Biblia de Jerusalén, Génesis, 22:1

«Take, pray, your son, your only one, whom you love, Isaac, and go forth to the land of Moriah and offer him up as a burnt offering on one of the mountains which I shall say to you.»

The Hebrew Bible, Genesis, 22:1

El episodio narrado en el capítulo 22 del Génesis...

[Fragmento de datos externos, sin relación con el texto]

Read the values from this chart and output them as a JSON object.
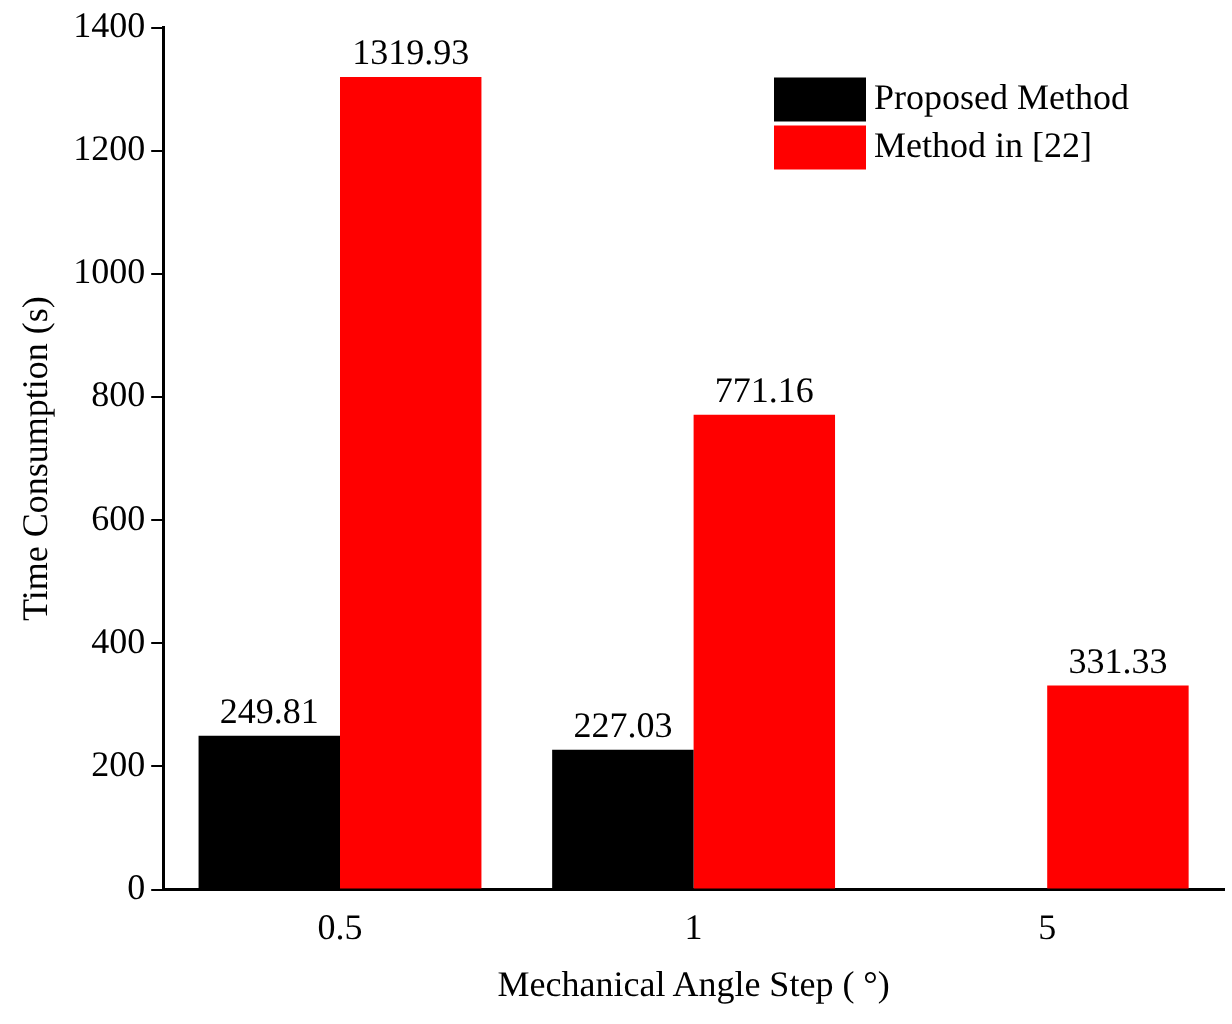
{
  "chart_data": {
    "type": "bar",
    "xlabel": "Mechanical Angle Step ( °)",
    "ylabel": "Time Consumption (s)",
    "categories": [
      "0.5",
      "1",
      "5"
    ],
    "series": [
      {
        "name": "Proposed Method",
        "color": "#000000",
        "values": [
          249.81,
          227.03,
          null
        ]
      },
      {
        "name": "Method in [22]",
        "color": "#ff0000",
        "values": [
          1319.93,
          771.16,
          331.33
        ]
      }
    ],
    "ylim": [
      0,
      1400
    ],
    "yticks": [
      0,
      200,
      400,
      600,
      800,
      1000,
      1200,
      1400
    ],
    "grid": false,
    "legend": "top right",
    "data_labels": true
  }
}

• con el subtítulo “El sacrificio de Abrahán” en la Biblia de Jerusalén

• sin subtítulo en The King James Bible online

• sin subtítulo en The Hebrew Bible de Robert Alter

• “Akedah” (La atadura/el amarre) en The Torah, a Modern Commentary de la Union for Reform Judaism (URJ)

...es muy probablemente uno de los episodios más controvertidos, perturbadores y enigmáticos de todo el libro.

¿Quién es este Dios —¿dios?— que demanda tal sacrificio?

¿Quién este padre —Abrahán— que obedece sin chistar?

Pongo atención a los títulos y subtítulos, porque es bien sabido, incluso desde antes de las enseñanzas de Gerard Genette y otros expertos en narratología, que títulos y subtítulos son una instrucción; una clave de cómo debe leerse el texto. También es importante la ruptura del silencio, es decir, el comienzo del texto, en este caso el comienzo del capítulo dado que a menudo tal ruptura establece el escenario de la acción.
Veamos:

King James: And it came to pass after these things, that God did tempt Abraham, and said unto him, Abraham: and he said, Behold, here I am.
Biblia de Jerusalén: Transcurridos estos acontecimientos, Dios puso a prueba a Abrahán. Le dijo: «¡Abrahán, Abrahán!» Él respondió: «Aquí estoy»
The Hebrew Bible (Robert Alter): And it happened after these things that God tested Abraham. And He said to him, «Abraham!» and he said, «Here I am.»
The Torah (URJ): After these things, God tested Abraham, saying to him, «Abraham!» And he said, «Here I am.»

...sólo que en este caso nos quedamos en ascuas... ¿cuál es el aquí al que se refiere Abrahán?

Erich Auerbach en Mímesis. La representación de la realidad en la literatura occidental...

Mímesis, un libro de crítica literaria, publicado originalmente en alemán en 1946, es uno de los pocos que, como bien escribe Edward W. Said en el prólogo de la edición celebrando su quincuagésimo aniversario, —y todavía ahora casi treinta años después— continúa leyéndose con placer y provecho, en medio de la sucesión de tendencias y modas fluctuantes —filológicas, formalistas, marxistas, estructuralistas, post estructuralistas, deconstructuvistas, feministas, identitarias...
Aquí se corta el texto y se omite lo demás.